The five mile canters nearly each morning have my riding muscles in better shape than they have been in since I was a kid. Recently I began the second part of that commitment. I have changed my diet significantly and have reinstituted a fairly intense exercise regimen. Three days a week I walk while pumping weights. I do this in laps and alternate between using 10 lbs dumbbells, then 15, and then thirty in each hand. After doing this for 1/2 hour I go inside and lift weights and then ride at a canter for 5 miles.
On the off days I do a Tabata Protocol on the tread mill. Then it is out to the horse lot for a five mile ride. I do abdominal work on a Swiss ball every day.
Granted, this would not be that much of a workout were I a 25 year old line backer. But I am not. I do not want an injury to hamper my ability to complete the 100 so I am not going to train any harder.
Most of my horses are ready now. By show time I will be ready too.

The Other Side of The Coin

The only solution to the problem of "surplus" horses is to develop more riders and horse owners. My initial focus was to teach natural horsemanship to kids. In recent years I have taken on several adult students. The results have been dramatic. Twenty-one of my students or former students have become horse owners
in the last five years.
Each first learned natural horsemanship and then learned to ride or in some cases learned both simultaneously. Adults who have never ridden are one of the best hopes that America's unwanted horses have.

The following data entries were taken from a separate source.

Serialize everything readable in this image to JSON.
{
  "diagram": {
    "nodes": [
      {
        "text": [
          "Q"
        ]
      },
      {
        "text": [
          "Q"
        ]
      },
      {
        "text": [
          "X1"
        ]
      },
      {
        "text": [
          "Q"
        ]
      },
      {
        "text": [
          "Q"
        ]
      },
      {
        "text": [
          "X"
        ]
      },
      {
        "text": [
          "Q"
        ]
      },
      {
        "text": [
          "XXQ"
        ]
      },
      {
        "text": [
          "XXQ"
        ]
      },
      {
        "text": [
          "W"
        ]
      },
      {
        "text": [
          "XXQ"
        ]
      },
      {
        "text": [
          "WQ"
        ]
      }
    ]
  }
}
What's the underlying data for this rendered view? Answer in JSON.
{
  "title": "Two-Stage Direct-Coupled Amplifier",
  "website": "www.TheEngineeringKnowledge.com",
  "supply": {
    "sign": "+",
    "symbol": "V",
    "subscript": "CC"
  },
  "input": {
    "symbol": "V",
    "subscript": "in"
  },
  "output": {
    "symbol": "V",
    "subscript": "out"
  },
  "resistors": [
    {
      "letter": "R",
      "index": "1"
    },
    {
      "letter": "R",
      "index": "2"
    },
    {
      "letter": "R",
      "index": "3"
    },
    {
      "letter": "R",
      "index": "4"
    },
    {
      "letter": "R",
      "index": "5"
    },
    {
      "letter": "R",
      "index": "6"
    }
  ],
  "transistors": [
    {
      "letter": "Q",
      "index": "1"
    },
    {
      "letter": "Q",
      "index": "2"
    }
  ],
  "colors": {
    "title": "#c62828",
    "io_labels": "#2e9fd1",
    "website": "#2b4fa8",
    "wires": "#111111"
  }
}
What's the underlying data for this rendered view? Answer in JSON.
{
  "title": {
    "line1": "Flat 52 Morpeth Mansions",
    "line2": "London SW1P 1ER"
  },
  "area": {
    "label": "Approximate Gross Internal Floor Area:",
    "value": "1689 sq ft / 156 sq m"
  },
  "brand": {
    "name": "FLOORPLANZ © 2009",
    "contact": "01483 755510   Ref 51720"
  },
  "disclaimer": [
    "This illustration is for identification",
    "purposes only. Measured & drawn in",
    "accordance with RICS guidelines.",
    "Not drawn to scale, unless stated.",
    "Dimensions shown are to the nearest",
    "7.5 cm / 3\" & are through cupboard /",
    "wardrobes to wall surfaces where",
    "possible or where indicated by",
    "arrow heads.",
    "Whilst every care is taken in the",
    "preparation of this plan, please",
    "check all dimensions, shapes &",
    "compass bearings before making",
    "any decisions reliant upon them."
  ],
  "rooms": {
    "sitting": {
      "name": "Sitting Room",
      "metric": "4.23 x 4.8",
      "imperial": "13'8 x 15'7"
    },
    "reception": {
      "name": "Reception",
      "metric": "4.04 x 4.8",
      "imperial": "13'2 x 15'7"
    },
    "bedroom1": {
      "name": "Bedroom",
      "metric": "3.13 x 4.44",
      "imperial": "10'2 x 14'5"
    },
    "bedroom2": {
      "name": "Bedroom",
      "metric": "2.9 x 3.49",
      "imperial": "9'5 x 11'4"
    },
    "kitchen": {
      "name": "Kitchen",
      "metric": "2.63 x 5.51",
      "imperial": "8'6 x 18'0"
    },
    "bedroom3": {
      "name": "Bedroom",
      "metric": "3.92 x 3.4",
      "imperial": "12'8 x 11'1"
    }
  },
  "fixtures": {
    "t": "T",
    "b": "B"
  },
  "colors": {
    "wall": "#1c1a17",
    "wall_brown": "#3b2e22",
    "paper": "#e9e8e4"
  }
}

Pictured above is Vickie, a very active volunteer with USERL getting on Annie, a Virginia Range Mustang for the horse's first mounting. Though a long time horse lover, her riding experience had been scant before becoming active with USERL. The rider attributed her spur of the moment decision to hop on as the result of watching my little riders train horses. She believes that my book, particularly the sections on Lido (Patrick) gave her the confidence to take on this challenge at this stage in her life.
(She realizes that she should have worn a helmet and rib protectors for this first mounting.)